Carpal tunnel syndrome occurs when there is pressure and squeezing (entrapment) of an important nerve in the hand called the median nerve. This pressure causes median nerve injury and results in pain, numbness, and weakness in the hand and wrist.
The median nerve and finger flexor tendons pass through a narrow space in the wrist called the carpal tunnel, formed by the carpal bones and enclosed by a fibrous band (transverse carpal ligament or flexor retinaculum). Because the carpal tunnel is very narrow, any irritation of the tendons or any swelling in this space may entrap and compress the median nerve.

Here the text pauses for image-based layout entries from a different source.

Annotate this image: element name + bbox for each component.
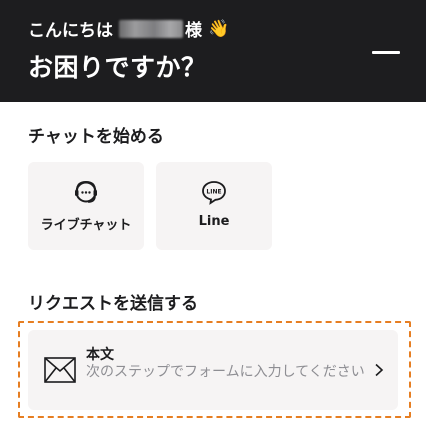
request-heading: リクエストを送信する: [28, 294, 198, 314]
request-message-button[interactable]: 本文 次のステップでフォームに入力してください: [28, 330, 398, 410]
live-chat-icon: [75, 180, 97, 203]
greeting-suffix: 様: [185, 21, 202, 41]
minimize-button[interactable]: [372, 44, 400, 62]
greeting: こんにちは 様 👋: [28, 16, 230, 42]
line-icon: LINE: [202, 181, 226, 205]
header: こんにちは 様 👋 お困りですか？: [0, 0, 426, 102]
request-title: 本文: [86, 347, 114, 363]
minimize-icon: [372, 51, 400, 54]
start-chat-heading: チャットを始める: [28, 127, 164, 147]
line-button[interactable]: LINE Line: [156, 162, 272, 250]
live-chat-label: ライブチャット: [40, 218, 132, 233]
svg-text:LINE: LINE: [206, 189, 221, 196]
redacted-user-name: [119, 19, 183, 38]
line-label: Line: [198, 214, 230, 229]
live-chat-button[interactable]: ライブチャット: [28, 162, 144, 250]
chevron-right-icon: [375, 363, 384, 377]
wave-emoji-icon: 👋: [208, 18, 230, 39]
page-title: お困りですか？: [28, 53, 207, 82]
mail-icon: [44, 357, 76, 383]
greeting-prefix: こんにちは: [28, 21, 113, 41]
request-description: 次のステップでフォームに入力してください: [86, 364, 365, 380]
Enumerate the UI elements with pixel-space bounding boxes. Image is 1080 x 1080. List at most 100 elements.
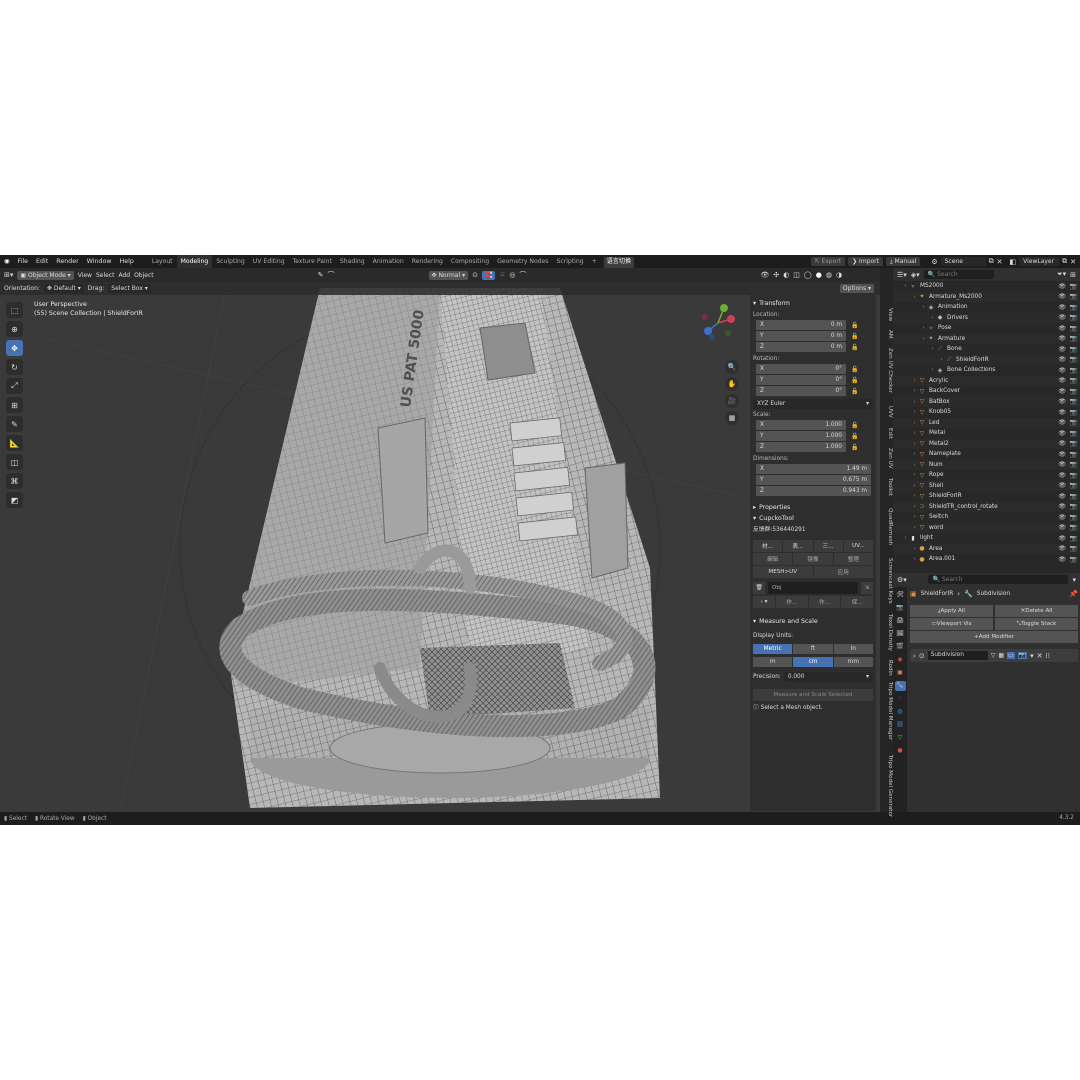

Carpal tunnel syndrome tends to occur in adults age 30 to 60 years old and is three times more likely in women than men. This is a very common condition associated with a variety of work-related or medical factors.
With proper treatment, most people completely recover and only a few have permanent nerve damage and loss of hand function.
The cause of carpal tunnel syndrome is not completely understood, but the disorder is associated with factors that compress the median nerve and affect the sensory and motor functions of the hand.
Workers with jobs requiring repetitive use of their hands are more susceptible to carpal tunnel syndrome. Examples include meatpackers, assembly line workers, grocery checkers, garment workers, dental hygienists, and musicians. So far, studies have not proven that excessive use of a computer keyboard or mouse causes carpal tunnel syndrome. In fact, assembly workers are at much higher risk than typists.
Early symptoms include pain and paresthesias (tingling, numbness, and burning sensations) of the thumb, index finger, and middle finger especially at night and after certain activities like driving or holding a book. If the problem worsens, patients experience hand weakness, dropping things, difficulty gripping objects, and clumsiness. Symptoms usually start in the dominant hand, but may be experienced in both hands.
It is important to diagnose and treat carpal tunnel syndrome as early as possible to prevent permanent median nerve damage, loss of hand function, and disability. Usually the diagnosis is based on symptoms and physical exam findings indicative of median nerve entrapment, but sometimes nerve testing is necessary.
Carpel tunnel release surgery is recommended for patients with 6 months of persistent symptoms. This operation involves cutting the transverse carpal ligament at the wrist to provide more space in the carpal tunnel and relieve the pressure on the median nerve.
Open carpal tunnel release is the more traditional approach, which involves making a 2-inch incision in the wrist and cutting the transverse carpal ligament. Endoscopic carpal tunnel release uses two tiny incisions, a small camera, and instruments to cut the transverse carpal ligament. This less invasive procedure shortens the patient’s recovery time.
Both types of surgeries are performed under local anesthesia: medication is injected to numb the tissues and prevent the patient from feeling the surgery, so the patient does not need to be deeply asleep. After surgery, patients need physical therapy to regain hand strength and function, and most patients make a full recovery.
Employers can redesign equipment and adapt activities to fit the human body based on a field of study known as ergonomics. Work areas may be redesigned to allow people to maintain a neutral wrist position while working. Workers are advised to reduce repetitive motions by taking frequent rest breaks, wearing wrist splints, and rotating tasks with other workers. Although there are no studies to prove that these programs prevent carpal tunnel syndrome, they are commonly recommended to prevent workplace injuries.